Un emendamento di “moralità pubblica”, dunque, che può limitare la libertà di espressione (articolo 49 della Costituzione tunisina) è ora anche una fonte di preoccupazione. La persecuzione giudiziaria di Jabeur Mejri, un blogger condannato nel 2013 a causa di alcune vignette sul Profeta, dimostra perché tale preoccupazione sia giustificata. Poiché la bestemmia non è un crimine, Jabeur è stato accusato di offendere gli standard riconosciuti di buon comportamento, la pubblica decenza e correttezza. Il blogger è oggi ancora perseguitato dalle autorità che per tenerlo in carcere lo hanno anche accusato di appropriazione indebita.

La stessa tendenza è stata osservata nei progetti di riforma dei media in Marocco – sulla “stampa e l’editoria,” lo “status di giornalisti professionisti” e il “Consiglio Nazionale della Stampa” – che il ministro della comunicazione del Marocco ha presentato a Novembre 2014. Sebbene sia migliorativo della legislazione già esistente, le riforme non smantellano la linea rossa che vieta la critica dell’Islam, del re e degli altri membri della famiglia reale, lasciando il Marocco in violazione dell’articolo n°19 della Carta internazionale dei diritti civili e politici.

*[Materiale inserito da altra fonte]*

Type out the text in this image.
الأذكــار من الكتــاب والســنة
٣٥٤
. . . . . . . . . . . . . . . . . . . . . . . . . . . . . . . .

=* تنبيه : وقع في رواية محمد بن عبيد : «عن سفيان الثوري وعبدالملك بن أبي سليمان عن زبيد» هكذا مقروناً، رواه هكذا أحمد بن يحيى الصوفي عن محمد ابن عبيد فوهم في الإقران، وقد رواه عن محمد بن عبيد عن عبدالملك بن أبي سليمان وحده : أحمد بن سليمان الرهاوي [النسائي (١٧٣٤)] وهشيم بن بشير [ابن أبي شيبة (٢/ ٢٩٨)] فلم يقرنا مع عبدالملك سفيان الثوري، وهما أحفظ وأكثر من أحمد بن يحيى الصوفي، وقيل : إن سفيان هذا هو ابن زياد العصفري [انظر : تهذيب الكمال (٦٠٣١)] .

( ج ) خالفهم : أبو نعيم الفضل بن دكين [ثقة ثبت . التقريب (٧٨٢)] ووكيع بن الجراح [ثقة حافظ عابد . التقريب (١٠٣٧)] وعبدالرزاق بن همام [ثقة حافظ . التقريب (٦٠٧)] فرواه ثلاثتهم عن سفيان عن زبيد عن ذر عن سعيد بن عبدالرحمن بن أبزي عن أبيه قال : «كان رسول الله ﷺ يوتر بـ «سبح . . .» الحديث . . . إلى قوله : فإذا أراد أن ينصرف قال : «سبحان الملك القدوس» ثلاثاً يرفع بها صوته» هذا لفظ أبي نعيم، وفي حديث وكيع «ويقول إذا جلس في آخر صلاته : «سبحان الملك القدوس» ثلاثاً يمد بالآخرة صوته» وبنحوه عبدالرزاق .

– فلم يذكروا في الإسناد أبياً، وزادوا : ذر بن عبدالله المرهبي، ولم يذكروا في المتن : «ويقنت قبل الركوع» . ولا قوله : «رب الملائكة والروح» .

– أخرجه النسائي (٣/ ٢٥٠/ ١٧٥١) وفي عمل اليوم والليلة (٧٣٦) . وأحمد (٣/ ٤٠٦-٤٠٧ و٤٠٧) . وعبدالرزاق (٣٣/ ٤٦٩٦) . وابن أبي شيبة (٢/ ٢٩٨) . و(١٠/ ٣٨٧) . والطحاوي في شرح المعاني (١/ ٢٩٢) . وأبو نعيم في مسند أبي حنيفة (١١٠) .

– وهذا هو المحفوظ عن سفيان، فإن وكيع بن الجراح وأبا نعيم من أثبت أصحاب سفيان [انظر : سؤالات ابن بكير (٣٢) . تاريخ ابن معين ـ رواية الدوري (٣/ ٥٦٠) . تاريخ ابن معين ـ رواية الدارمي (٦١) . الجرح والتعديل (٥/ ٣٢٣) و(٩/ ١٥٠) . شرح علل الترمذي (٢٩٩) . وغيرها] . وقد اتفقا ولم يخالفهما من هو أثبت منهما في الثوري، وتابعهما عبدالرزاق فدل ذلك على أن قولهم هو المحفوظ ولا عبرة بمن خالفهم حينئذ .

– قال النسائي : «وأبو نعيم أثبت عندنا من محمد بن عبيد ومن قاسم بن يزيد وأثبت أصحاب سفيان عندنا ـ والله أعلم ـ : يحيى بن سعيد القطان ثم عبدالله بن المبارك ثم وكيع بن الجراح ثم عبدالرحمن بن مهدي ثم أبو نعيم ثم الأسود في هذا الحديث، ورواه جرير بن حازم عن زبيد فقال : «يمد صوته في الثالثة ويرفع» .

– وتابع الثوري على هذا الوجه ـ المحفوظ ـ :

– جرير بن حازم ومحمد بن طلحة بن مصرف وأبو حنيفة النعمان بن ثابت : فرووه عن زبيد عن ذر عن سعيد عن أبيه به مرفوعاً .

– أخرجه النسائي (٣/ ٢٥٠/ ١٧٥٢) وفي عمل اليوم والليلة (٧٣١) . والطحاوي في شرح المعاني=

L’articolo n°19 dice che qualsiasi restrizione alla libertà di espressione deve essere oggetto di una legge che, per rispetto del paragrafo 3 dell’articolo, includa “la protezione della sicurezza nazionale, l’ordine pubblico, la salute o la morale pubblica.” In altre parole, le autorità devono dimostrare che le informazioni riservate riguardino solo esplicite “minaccie alla sicurezza nazionale o altri criteri espressamente specificati”.

Nel Commento Generale n°34, della Carta internazionale dei diritti civili e politici (http://www.ohchr.org/EN/ProfessionalInterest/Pages/CCPR.aspx), il Comitato per diritti umani delle Nazioni Unite afferma che «Qualsiasi restrizione deve essere proporzionata all’interesse da tutelare. Il divieto di manifestare la mancanza di rispetto per una religione o altra fede di Stato, comprese le leggi sulla blasfemia, sono incompatibili con la Carta internazionale dei diritti civili e politici, salvo per le circostanze particolari previste dall’articolo n°20. Si tratta di propaganda di guerra e incitamento all’odio nazionale, razziale o religioso, e costituisce un chiaro invito alla discriminazione, all’ostilità e alla violenza.»